Once it was clear that the enemy wasn't coming back, Philo and the rest of the militia were sent back to their homes. Once there, Philo got out a bottle of the very best wine he had and poured himself a large cupful.

"Was the battle terrible, Philo?" His worried wife asked as his children and younger apprentices gathered around.

"All battles are terrible." Philo said, downing half the wine in his cup.

"Did you kill anyone, Papa?" His eldest son asked.

Philo thought for a moment.

"It's hard to tell in the heat of battle, but I'm sure I killed three of them and wounded a dozen more."

"You're a brave man, father," His oldest daughter said, with tears in her eyes.

In fact, Philo had bruised one man's face, cut away part of a horse's mane and badly cut the hand of one enemy.

Philo made sure not to make too much of his bravery for fear of being made a captain of the Bakers' Militia Company.

What was left of Nikodimas' small army retreated. Castle sent out patrols to make sure they didn't attempt to come back, but they didn't.

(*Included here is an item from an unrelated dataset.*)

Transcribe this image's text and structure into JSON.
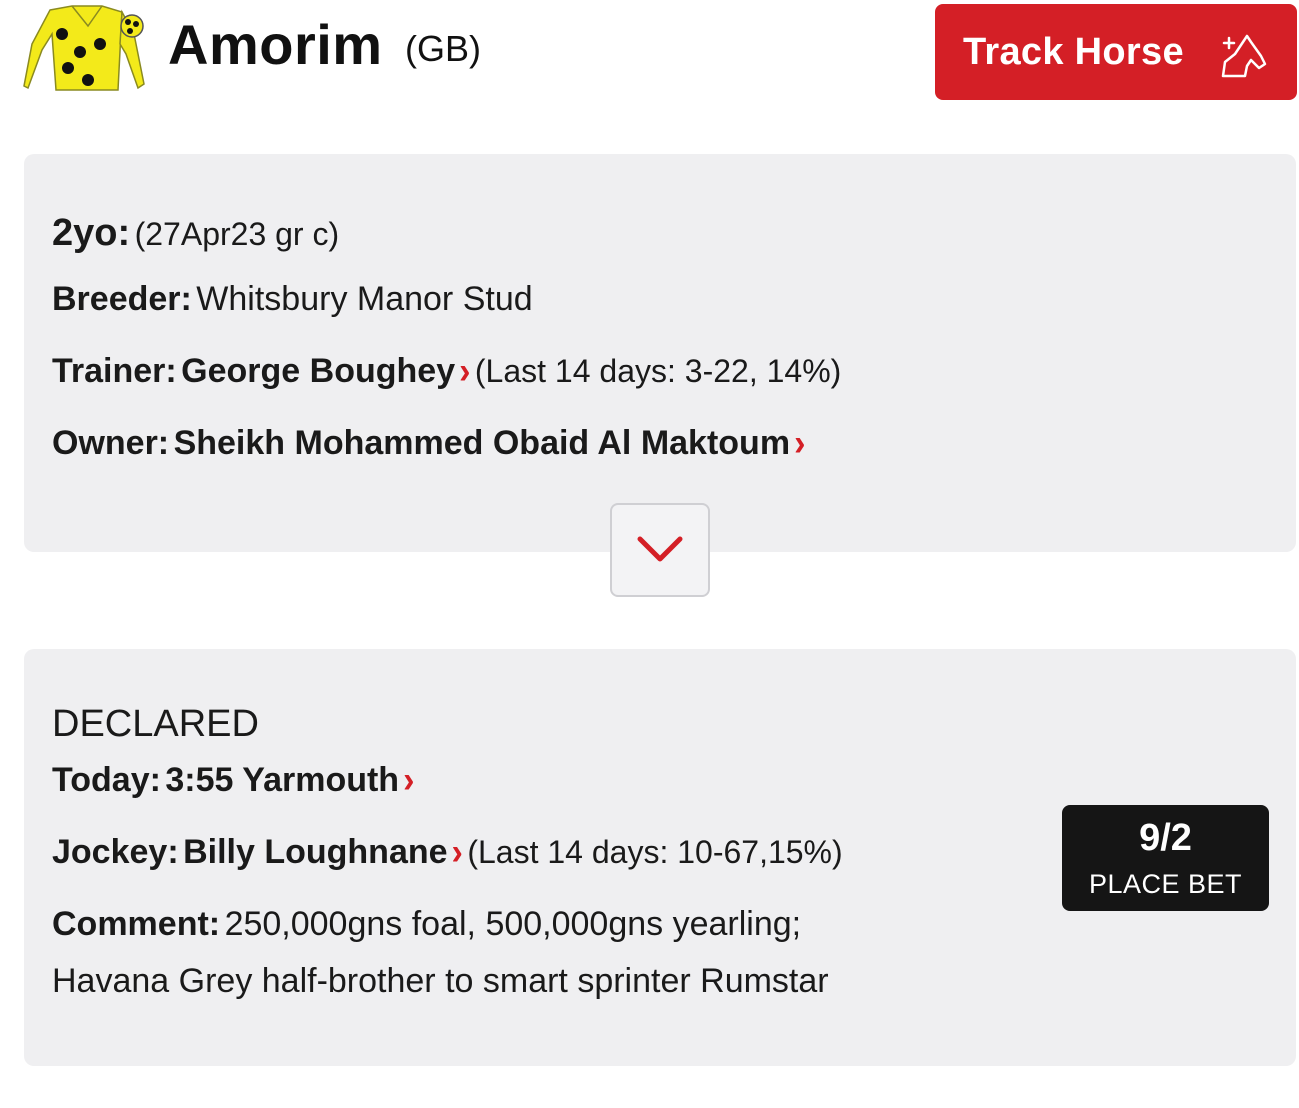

"Send troops out to recover our used javelins and arrows." Castle ordered." See to any damage to the bridges. If any of the enemy are alive, bring them in. We'll treat them and send them back. We're not savages. But relieve them of their armor and weapons. Any horses that can be saved should be brought in as well." Several hundred were still alive, although most were too badly injured to live long. Those who were only lightly injured managed to kill themselves, except for two men who accepted horses, armor and weapons from Castle and headed north, away from Lord Nikodimas.

Nine days after the battle, a man rushed into the council chambers at the palace, interrupting a meeting.

"Lord Castle, Princess Arran, Prince Karl, Duchess Ann, Duke Ranald…"

"Yes, we know who we are." Arran said smiling, "do you have news?"

"A fleet approaches from the north. They fly Imperial banners."

"How soon will they be here?"

"If the wind holds, they'll be in the harbor in no more than four hours."

The wind, in fact, freshened a bit and the ships began anchoring in three hours. Castle, the nobility, his officers along with Admiral Deese and his officers, were on the dock ready to greet the newcomers.

The first ashore was a bearded, sun bronzed man who bowed to one and all.

"Greetings. I'm Captain Holder, commander of this fleet. I bring news for you, Duke Richard, and for you, Baron Deese."

"I'm a duke?' Castle said.

"Indeed, you are, Your Grace. And my friend is now a baron. Others have also been promoted, but I know only their names, not their faces."

"Come to the palace and have a drink to celebrate, Marse." Deese said. Then he looked at Castle, "If that pleases Your Grace."

"It very much pleases me." Castle replied.

As they walked back to the palace, the officers of both the army and the fleet tried very hard not to ask who had been promoted or entered the nobility. To ask openly would be unseemly.